Ubedilah Badrun (Dosen Universitas Islam Negeri Jakarta): “Jika merujuk pada gagasan substantif reformasi 98 yaitu ingin menghadirkan demokrasi, menghadirkan kesejahteraan rakyat, menegakan Hak Azasi, dan memberantas korupsi maka 22 tahun reformasi rapotnya merah” ujar Ubedilah Badrun aktivis 98 yang kini menjadi intelektual publik bidang sosial politik.

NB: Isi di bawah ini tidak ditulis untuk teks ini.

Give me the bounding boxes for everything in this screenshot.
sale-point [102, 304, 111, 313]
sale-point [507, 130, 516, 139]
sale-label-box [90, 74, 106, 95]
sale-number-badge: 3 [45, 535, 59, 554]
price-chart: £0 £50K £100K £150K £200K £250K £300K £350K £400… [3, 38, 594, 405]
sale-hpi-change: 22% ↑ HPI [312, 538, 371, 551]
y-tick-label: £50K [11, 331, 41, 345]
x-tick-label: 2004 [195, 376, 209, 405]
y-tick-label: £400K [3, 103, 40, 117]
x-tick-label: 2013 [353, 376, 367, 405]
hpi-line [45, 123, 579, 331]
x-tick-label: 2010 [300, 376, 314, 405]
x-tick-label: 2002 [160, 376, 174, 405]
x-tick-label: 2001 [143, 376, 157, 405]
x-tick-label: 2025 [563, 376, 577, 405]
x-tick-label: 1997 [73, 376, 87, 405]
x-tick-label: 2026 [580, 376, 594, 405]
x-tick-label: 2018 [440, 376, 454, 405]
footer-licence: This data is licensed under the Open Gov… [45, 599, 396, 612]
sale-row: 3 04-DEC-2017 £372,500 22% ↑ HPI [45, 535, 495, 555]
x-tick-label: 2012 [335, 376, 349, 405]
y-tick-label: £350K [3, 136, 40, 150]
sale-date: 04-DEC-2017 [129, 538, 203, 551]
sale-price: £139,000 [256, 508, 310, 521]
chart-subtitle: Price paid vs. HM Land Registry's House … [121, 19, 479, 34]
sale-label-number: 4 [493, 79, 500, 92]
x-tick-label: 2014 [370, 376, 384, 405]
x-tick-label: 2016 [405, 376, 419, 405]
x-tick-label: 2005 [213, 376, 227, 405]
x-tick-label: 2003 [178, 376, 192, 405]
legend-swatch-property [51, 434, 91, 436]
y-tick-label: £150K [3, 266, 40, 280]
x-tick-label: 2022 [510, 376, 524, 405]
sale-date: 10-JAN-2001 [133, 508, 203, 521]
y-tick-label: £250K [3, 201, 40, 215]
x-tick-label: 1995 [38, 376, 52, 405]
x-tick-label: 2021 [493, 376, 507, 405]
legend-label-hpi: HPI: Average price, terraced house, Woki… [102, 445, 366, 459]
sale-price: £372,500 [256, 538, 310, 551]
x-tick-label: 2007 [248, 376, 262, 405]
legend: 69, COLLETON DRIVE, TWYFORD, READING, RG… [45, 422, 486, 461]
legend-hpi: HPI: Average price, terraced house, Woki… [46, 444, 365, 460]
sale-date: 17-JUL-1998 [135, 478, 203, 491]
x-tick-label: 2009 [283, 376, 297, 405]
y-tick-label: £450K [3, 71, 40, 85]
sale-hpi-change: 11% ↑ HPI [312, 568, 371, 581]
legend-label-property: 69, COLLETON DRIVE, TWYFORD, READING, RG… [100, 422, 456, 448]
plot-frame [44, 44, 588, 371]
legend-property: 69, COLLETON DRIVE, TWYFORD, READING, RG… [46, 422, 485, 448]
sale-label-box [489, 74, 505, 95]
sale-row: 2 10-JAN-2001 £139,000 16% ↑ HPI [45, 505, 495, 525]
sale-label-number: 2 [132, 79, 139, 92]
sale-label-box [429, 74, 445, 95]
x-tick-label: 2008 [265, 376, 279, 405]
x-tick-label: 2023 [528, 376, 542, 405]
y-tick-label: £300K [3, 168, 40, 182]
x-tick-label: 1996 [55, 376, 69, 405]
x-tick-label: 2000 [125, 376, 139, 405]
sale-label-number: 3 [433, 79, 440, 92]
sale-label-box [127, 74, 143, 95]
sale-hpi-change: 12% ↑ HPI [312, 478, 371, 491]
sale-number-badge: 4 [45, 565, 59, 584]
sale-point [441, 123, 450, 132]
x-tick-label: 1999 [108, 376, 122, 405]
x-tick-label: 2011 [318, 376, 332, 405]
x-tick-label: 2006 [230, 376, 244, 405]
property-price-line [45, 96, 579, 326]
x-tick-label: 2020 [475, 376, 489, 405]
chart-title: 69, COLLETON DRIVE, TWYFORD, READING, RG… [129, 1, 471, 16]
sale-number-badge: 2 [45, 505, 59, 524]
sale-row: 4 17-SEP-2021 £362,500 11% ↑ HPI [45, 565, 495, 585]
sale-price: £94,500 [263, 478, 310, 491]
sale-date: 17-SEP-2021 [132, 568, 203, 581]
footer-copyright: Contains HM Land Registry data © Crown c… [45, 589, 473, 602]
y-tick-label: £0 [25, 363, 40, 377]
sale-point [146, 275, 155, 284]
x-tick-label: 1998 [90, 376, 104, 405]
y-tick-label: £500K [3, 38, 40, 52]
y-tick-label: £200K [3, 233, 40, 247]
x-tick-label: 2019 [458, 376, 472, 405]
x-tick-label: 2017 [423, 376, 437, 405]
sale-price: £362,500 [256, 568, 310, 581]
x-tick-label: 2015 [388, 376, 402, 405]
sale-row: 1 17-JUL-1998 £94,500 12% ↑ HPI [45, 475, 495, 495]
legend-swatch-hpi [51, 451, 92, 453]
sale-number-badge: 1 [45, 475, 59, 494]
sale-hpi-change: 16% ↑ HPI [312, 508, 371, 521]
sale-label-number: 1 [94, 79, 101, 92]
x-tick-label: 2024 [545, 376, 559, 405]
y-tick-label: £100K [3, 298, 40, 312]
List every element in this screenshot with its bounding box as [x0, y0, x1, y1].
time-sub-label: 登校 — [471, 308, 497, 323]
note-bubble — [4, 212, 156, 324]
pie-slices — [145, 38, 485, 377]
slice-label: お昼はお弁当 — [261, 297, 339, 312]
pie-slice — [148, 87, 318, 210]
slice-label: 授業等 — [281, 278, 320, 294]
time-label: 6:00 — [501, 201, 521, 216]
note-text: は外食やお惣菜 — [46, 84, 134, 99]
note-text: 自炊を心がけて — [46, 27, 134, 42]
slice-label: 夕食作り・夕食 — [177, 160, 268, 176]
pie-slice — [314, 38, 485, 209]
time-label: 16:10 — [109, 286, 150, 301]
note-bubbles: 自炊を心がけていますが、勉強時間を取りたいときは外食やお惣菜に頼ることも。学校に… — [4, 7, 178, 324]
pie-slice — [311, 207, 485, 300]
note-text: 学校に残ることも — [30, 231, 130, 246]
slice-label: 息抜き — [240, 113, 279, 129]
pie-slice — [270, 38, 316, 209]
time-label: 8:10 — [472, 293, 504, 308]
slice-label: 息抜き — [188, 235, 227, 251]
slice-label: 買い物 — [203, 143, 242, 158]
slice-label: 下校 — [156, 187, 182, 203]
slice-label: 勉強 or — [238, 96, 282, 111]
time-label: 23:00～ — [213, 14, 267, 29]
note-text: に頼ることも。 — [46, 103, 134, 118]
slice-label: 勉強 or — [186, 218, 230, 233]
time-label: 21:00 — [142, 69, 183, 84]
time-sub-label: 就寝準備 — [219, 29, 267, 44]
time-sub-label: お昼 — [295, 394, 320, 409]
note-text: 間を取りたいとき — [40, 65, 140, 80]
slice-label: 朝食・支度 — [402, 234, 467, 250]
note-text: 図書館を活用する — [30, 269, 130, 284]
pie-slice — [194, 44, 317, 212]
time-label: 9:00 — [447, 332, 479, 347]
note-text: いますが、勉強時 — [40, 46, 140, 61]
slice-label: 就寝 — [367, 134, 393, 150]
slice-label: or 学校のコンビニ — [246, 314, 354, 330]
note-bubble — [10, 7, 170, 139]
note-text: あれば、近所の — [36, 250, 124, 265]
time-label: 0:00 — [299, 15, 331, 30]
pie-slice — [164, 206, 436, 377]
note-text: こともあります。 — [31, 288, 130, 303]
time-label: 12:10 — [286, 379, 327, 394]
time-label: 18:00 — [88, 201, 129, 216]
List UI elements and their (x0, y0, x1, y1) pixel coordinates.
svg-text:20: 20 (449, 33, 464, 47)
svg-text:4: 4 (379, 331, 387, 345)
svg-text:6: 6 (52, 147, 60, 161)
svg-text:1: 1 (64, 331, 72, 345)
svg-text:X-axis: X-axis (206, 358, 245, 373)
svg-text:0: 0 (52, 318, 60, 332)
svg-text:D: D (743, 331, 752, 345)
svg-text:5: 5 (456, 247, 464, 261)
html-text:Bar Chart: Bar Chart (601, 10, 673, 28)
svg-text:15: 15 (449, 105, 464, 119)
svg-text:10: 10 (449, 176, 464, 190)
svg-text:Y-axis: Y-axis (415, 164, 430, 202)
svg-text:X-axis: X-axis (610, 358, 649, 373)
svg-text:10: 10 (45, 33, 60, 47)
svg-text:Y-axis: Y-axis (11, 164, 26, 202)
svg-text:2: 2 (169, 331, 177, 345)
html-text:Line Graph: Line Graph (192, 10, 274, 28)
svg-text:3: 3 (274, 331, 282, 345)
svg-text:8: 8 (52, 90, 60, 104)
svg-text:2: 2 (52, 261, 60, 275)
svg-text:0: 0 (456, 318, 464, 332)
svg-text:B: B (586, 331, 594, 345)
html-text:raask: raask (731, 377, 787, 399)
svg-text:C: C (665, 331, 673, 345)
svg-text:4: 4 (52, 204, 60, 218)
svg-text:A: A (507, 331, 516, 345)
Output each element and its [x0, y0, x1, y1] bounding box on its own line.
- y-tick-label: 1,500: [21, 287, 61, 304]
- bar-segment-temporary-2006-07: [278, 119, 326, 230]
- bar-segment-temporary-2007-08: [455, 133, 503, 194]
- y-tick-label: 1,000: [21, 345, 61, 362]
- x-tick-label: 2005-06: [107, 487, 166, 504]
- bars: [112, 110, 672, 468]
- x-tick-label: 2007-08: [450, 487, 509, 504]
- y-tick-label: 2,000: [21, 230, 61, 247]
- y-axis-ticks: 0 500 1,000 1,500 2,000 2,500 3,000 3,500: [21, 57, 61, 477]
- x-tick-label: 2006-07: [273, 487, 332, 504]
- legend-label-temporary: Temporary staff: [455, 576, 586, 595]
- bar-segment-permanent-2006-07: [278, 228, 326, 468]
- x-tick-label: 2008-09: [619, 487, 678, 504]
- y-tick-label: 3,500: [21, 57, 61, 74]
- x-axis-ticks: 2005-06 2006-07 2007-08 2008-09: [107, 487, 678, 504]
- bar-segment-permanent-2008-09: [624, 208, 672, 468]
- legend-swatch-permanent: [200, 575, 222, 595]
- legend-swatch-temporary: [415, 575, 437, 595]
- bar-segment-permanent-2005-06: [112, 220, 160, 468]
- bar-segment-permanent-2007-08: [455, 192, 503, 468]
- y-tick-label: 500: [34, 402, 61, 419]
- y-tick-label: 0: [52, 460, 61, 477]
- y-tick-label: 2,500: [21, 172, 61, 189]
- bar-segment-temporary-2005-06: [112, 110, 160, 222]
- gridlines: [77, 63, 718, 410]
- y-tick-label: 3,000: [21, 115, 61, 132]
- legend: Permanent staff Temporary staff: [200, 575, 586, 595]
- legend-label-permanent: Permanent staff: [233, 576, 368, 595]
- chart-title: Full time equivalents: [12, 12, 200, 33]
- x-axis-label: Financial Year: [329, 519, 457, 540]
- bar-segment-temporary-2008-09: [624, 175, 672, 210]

“Faktanya memang masih merah, misalnya Indeks Demokrasi kita dalam soal kebebasan sipil nilainya menurut the economist masih 5,5. Hak azasi manusia, kasus lama tidak diselesaikan malah bertambah kasus baru, seperti; penembakan 2 mahasiswa Universitas Haluuleo. Ekonomi memburuk dengan angka pertumbuhan ekonomi kwartal I 2020 hanya 2,97%. Korupsi makin parah, dari korupsi milyaran hingga triliunan rupiah, seperti kasus Harun Masiku dan kasus Jiwasraya” tegas Ubedilah Badrun.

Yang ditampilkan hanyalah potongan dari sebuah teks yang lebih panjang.